Overnight on December 11 2019, the Israeli Knesset dissolved itself and scheduled new elections for March 2, 2020.
Israelis will now head to the polls for the third time in under a year. They will go as a deeply divided country, still mired in the personal politics and future of a single man: Prime Minister Benjamin Netanyahu. Whether the third time is a charm and a government will emerge—or, to paraphrase the sitcom Seinfeld, the next election is a “show about nothing” leading to yet another deadlock—is impossible to say. But of all the actors in this recurring drama, new elections probably hold the greatest advantage for a beleaguered Netanyahu. They buy time, allowing him to remain prime minister as he struggles to survive in the face of indictments and repeated government formation failures.
Once perhaps the most well-run polity in the Middle East, Israel has of late become politically dysfunctional. Two previous elections, in April and September 2019, failed to produce a coalition: partly because Israel is a genuinely polarized country, but mainly the consequence of Netanyahu’s all-consuming determination to stay in power.

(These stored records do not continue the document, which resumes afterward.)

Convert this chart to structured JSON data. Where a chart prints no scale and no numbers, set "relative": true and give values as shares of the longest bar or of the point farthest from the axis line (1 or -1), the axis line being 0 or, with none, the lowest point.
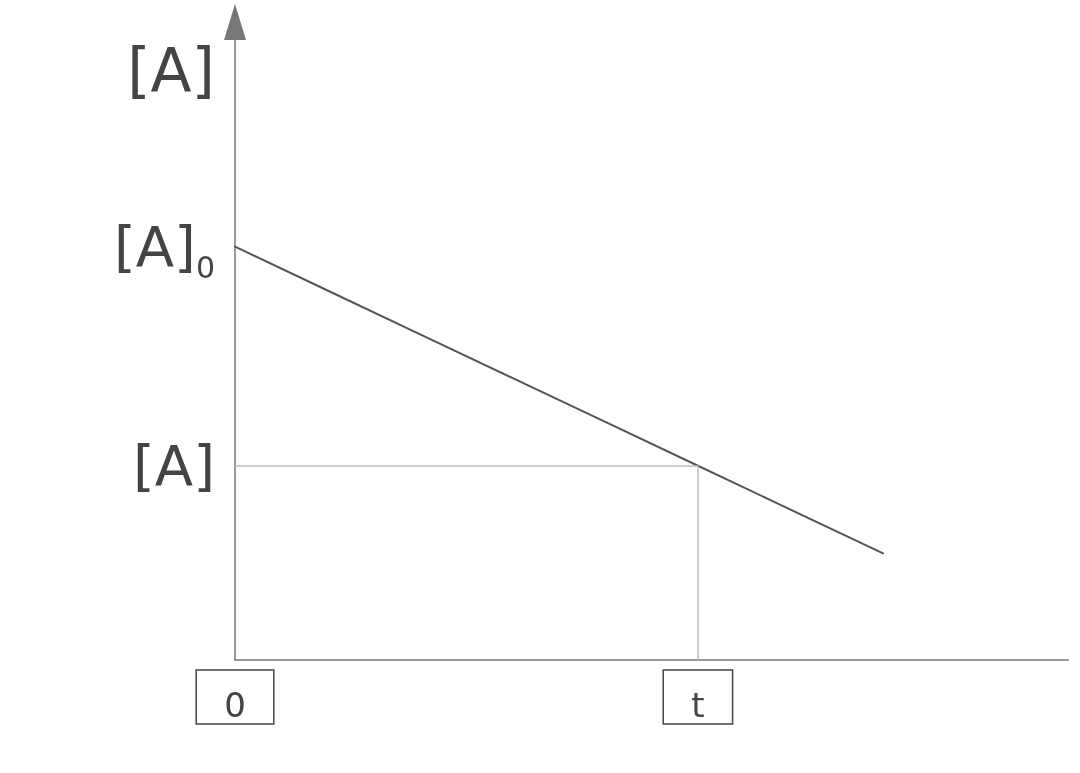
{
  "chart_data": {
    "type": "line",
    "ylabel": "[A]",
    "relative": true,
    "categories": [
      "0",
      null,
      null,
      null,
      null,
      "t",
      null,
      null,
      null,
      null
    ],
    "series": [
      {
        "color": "#555555",
        "values": [
          1,
          0.894,
          0.788,
          0.682,
          0.576,
          0.47,
          0.364,
          0.258,
          null,
          null
        ]
      }
    ],
    "annotations": [
      {
        "text": "[A]$_{0}$",
        "x": "0",
        "y": 1
      }
    ],
    "ref_lines": [
      {
        "axis": "x",
        "value": "t",
        "color": "#bbbbbb"
      },
      {
        "axis": "y",
        "value": 0.47,
        "label": "[A]",
        "color": "#bbbbbb"
      }
    ],
    "grid": false,
    "marker": "none",
    "line_style": "solid"
  }
}
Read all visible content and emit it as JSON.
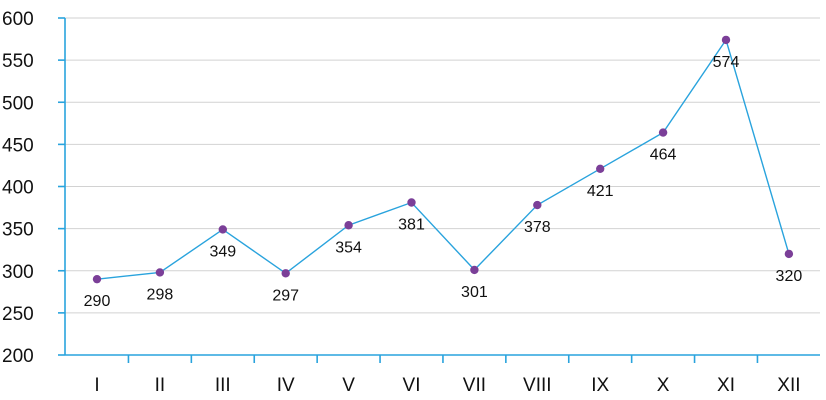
{
  "chart_data": {
    "type": "line",
    "categories": [
      "I",
      "II",
      "III",
      "IV",
      "V",
      "VI",
      "VII",
      "VIII",
      "IX",
      "X",
      "XI",
      "XII"
    ],
    "series": [
      {
        "values": [
          290,
          298,
          349,
          297,
          354,
          381,
          301,
          378,
          421,
          464,
          574,
          320
        ]
      }
    ],
    "data_labels": [
      "290",
      "298",
      "349",
      "297",
      "354",
      "381",
      "301",
      "378",
      "421",
      "464",
      "574",
      "320"
    ],
    "y_ticks": [
      "200",
      "250",
      "300",
      "350",
      "400",
      "450",
      "500",
      "550",
      "600"
    ],
    "ylim": [
      200,
      600
    ],
    "grid": "horizontal",
    "legend": "none",
    "title": "",
    "xlabel": "",
    "ylabel": "",
    "colors": {
      "line": "#29a3dd",
      "axis": "#29a3dd",
      "point": "#7b3f98",
      "grid": "#d2d2d2"
    }
  }
}
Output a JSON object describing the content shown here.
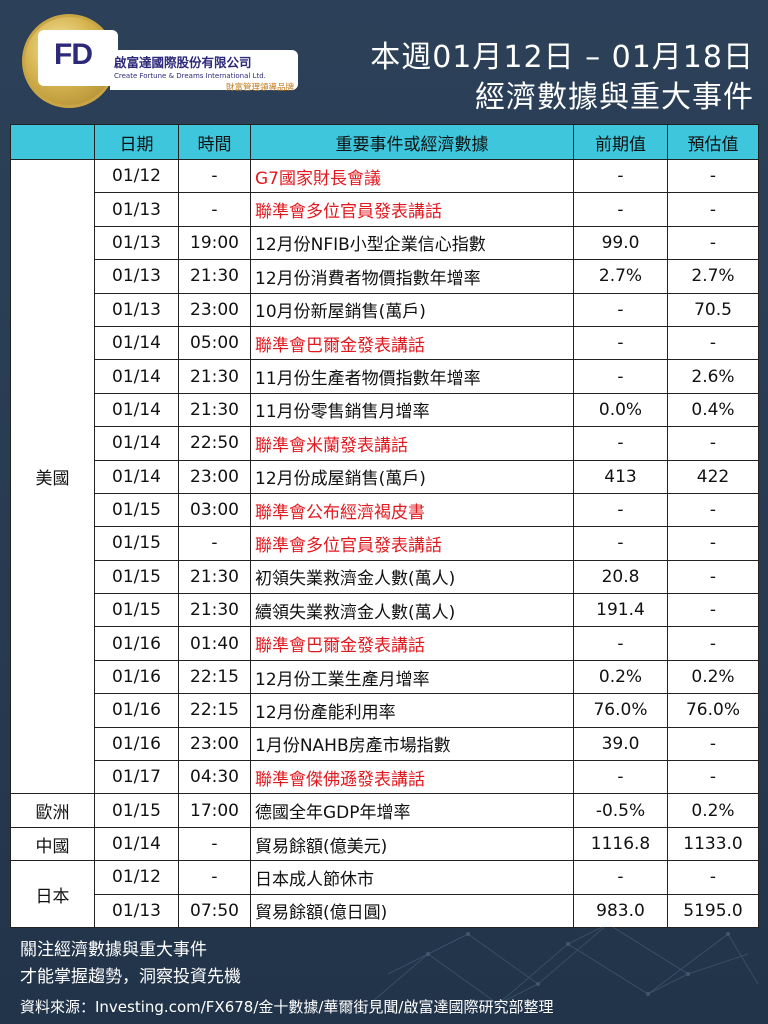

This is not just a question of political survival. Having been indicted by Israel’s attorney general in late November, it has become a matter of his personal freedom. Remaining prime minister for as long as he can puts him in the best possible position to avoid a conviction and, if necessary, cut some sort of deal. A sitting prime minister who is indicted must resign only if he is convicted.
Although nobody could imagine a third election, the odds were slim to none that anyone would help Netanyahu—from Benny Gantz heading the Blue and White Party, to Netanyahu’s longtime colleague turned bitter rival Avigdor Lieberman. As American journalist Peter Finley Dunne famously quipped about America’s rough and tumble political campaigns, “politics ain’t beanbag”. That is doubly true in Israel. And so Israel remains stuck in in its own Groundhog Day.
So what are the chances of a third impasse—a result that leaves Likud and Benny Gantz within one or two seats of one another, with little or no pathway for either to reach a sixty-one seat majority? Never say never. Still there are new factors at play. First, there are more than a few rumblings in the Likud Party about a challenge to Netanyahu. Former Cabinet Secretary Gideon Saar has already declared his intention to stand against Netanyahu, and a Likud party primary is set for December 26 2019. Saar has made the case that Netanyahu—having failed to create a government twice now—will be unable to do so again, which has weakened Likud’s credibility and prospects.
The other issues of course are whom the voting public will blame for the repeated elections, and how Netanyahu’s indictment will impact matters. There are legal challenges as to whether an indicted prime minister—even though he can serve until conviction—can form a government. Still, his trial is unlikely to begin until after the elections, and perhaps not for months.
What about the Americans? Do they factor into the current political equation? Trump clearly tried to help Netanyahu shortly before the April elections, when he pledged to recognize Israeli sovereignty over the Golan Heights. And the recent U.S. statement that Israeli settlements are not inconsistent with international law will boost Netanyahu with his right wing base.
Still, Trump has become more distant and quieter on the subject of Netanyahu. His recent speech in Florida to the Israeli-American Council failed to mention him by name.
None of this has stopped Netanyahu from playing the Trump card, Indeed, he challenged Gantz to form a national unity government so that they could take advantage of Trump’s interest in a US-Israeli mutual defense pact.
Right now, whatever edge Netanyahu might have because of Trump is already baked into the cake. U.S. support for Netanyahu will not move him any closer to an election victory. Netanyahu—at least for the moment—remains a force, however weakened. Unless he is a victim of a Likud rebellion or cuts a plea deal to avoid a trial, Netanyahu could be around for a while.
He’s still very popular among the Likud base, and having had only four leaders since its inception in 1973, it is not in the party’s DNA to topple its leaders. So it is likely Netanyahu will win the scheduled Likud primary, his right- wing coalition won’t desert him, and as prime minister he will retain the image and power of the incumbent. Four months is an eternity in Israeli politics, let alone in a violent and unsettled Middle East. Some national security crisis that he escapes blame for creating or mishandling will play to his advantage and reputation as Mr. Security. As improbable as it may seem, a Netanyahu win in March cannot be ruled out.
More likely though, we’re watching the beginning of the end of the Netanyahu era. A recent poll shows Gantz with a four-seat lead, should elections be held today.
Indeed, two repeated failures to form a government, indictment for bribery, open discontent in Likud, and general voter fatigue and exhaustion with a decade of his antics will likely spell Netanyahu’s end. The only question that remains is how long and painful the goodbye.